Sorry, English is not my native language. Passing commands explicitly in double quotes works fine for me too. But passing a file with commands (-e argument) causes errors described above. Btw I also found some strange things with how xCAT parses node names, will write a comment later

cxhong commented 5 years ago

yes, i put same as yours

[root@f6u13k13 ~]# cat /tmp/test_ssh.txt
ping 10.6.13.13 -c 2
cat /etc/hostname
MasterGroosha commented 5 years ago

@cxhong That's strange. I mean, xdsh mynode -l test "ping 10.1.2.2 -c 2" works fine while xdsh mynode -l test -e test_ssh.txt doesn't.

But there's more interesting stuff. There's a DNS server in our local network. And my server mynode has DNS name mynode.xxx (I can just ping mynode and get reply from 10.1.1.1 (mynode.xxx)).

As I said previously, I added mynode to xCAT table as mkdef -t node mynode groups=all mgt=ipmi cons=ipmi ip=10.1.1.1 bmc=10.0.1.1 bmcusername=user bmcpassword=password installnic=mac primarynic=mac mac=00:00:00:00:00:00 Then I also added the same server with the other name: mkdef -t node m1 groups=all mgt=ipmi cons=ipmi ip=10.1.1.1 bmc=10.0.1.1 bmcusername=user bmcpassword=password installnic=mac primarynic=mac mac=00:00:00:00:00:00

This is when the strangest thing appears. both commands: xdsh mynode -l test -e test_ssh.txt and xdsh m1 -l test -e test_ssh.txt return the long error from my first post (even when mynode/m1 is offline!). However, when I try these commands: xdsh mynode -l test "ping 10.1.3.1 -c 2" and xdsh m1 -l test "ping 10.1.3.1 -c 2"

The first one (with mynode as nodename) works fine, while the second one (with m1 as nodename) returns error: [mainserver]: m1: ssh: Could not resolve hostname m1: Temporary failure in name resolution

And this is what bothers me. According to the documentation the word after "xdsh" must be nodename which was previously defined in xCAT internal table with mkdef command. And since mynode and m1 are basically the same (I used exactly the same definition for both entries), errors/successes should be the same as well! Now it turns out that in some situations nodename is expected to be, well, node name from xCAT table, but in other situations xCAT expects valid DNS entries (which in my case are valid too!).

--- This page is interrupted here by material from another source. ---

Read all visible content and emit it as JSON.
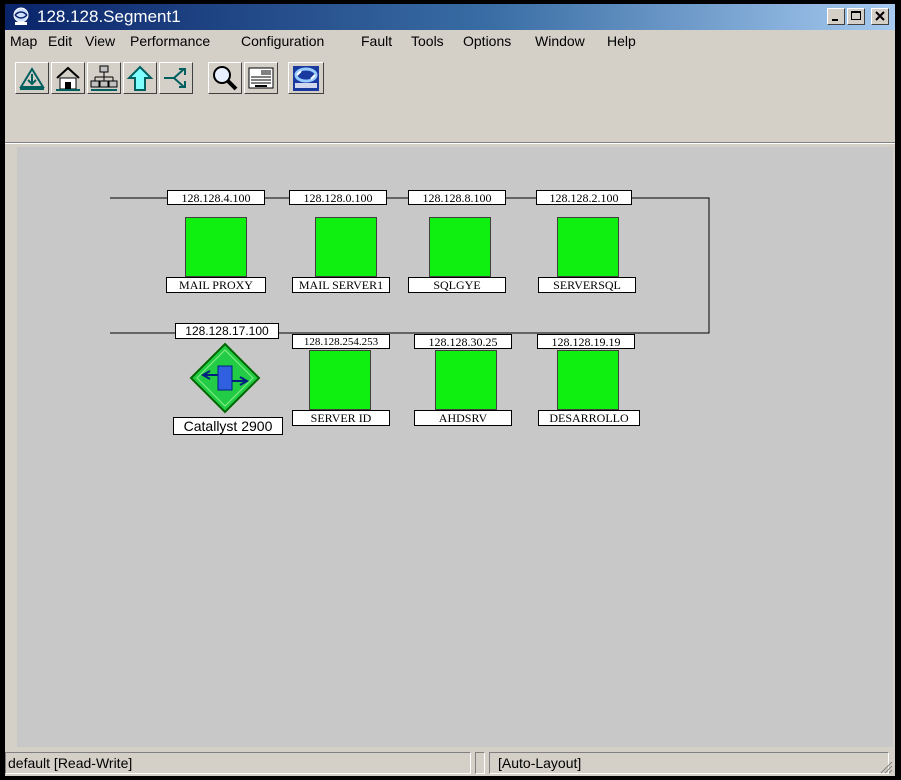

I hope I managed to describe this as simple as possible.

cxhong commented 5 years ago

-e options for xdsh command has different code path, it will check if this is hierarchy support and get it's service node or management node, so the executable files can put to correct directory. It needs DNS to resolve hostname/ip. for the ping test, it just executes as the remote shell commands to the targets nodes. The ip address 127.0.1.1 must from m1 because it can't resolve DNS.

can u use rmdef m1 to remove m1 node definition , then run xdsh command again?

MasterGroosha commented 5 years ago

@cxhong I added m1 node after first encountered problems with xCAT. Anyway, I removed m1 (via rmdef) and nothing changed. I still have that long error regarding 127.0.1.1. However, yesterday I tried replacing mynode with mynode.xxx (DNS name) and now tried it again:

xdsh mynode.xxx -l test -e test_ssh.txt

Output: Error: Invalid nodes and/or groups in noderange: mynode.xxx

WTF? When I enter mynode as node name, it tries to resolve it as DNS name and throws an error. When I enter mynode.xxx as DNS name it throws an error because there's no such node name. Weird.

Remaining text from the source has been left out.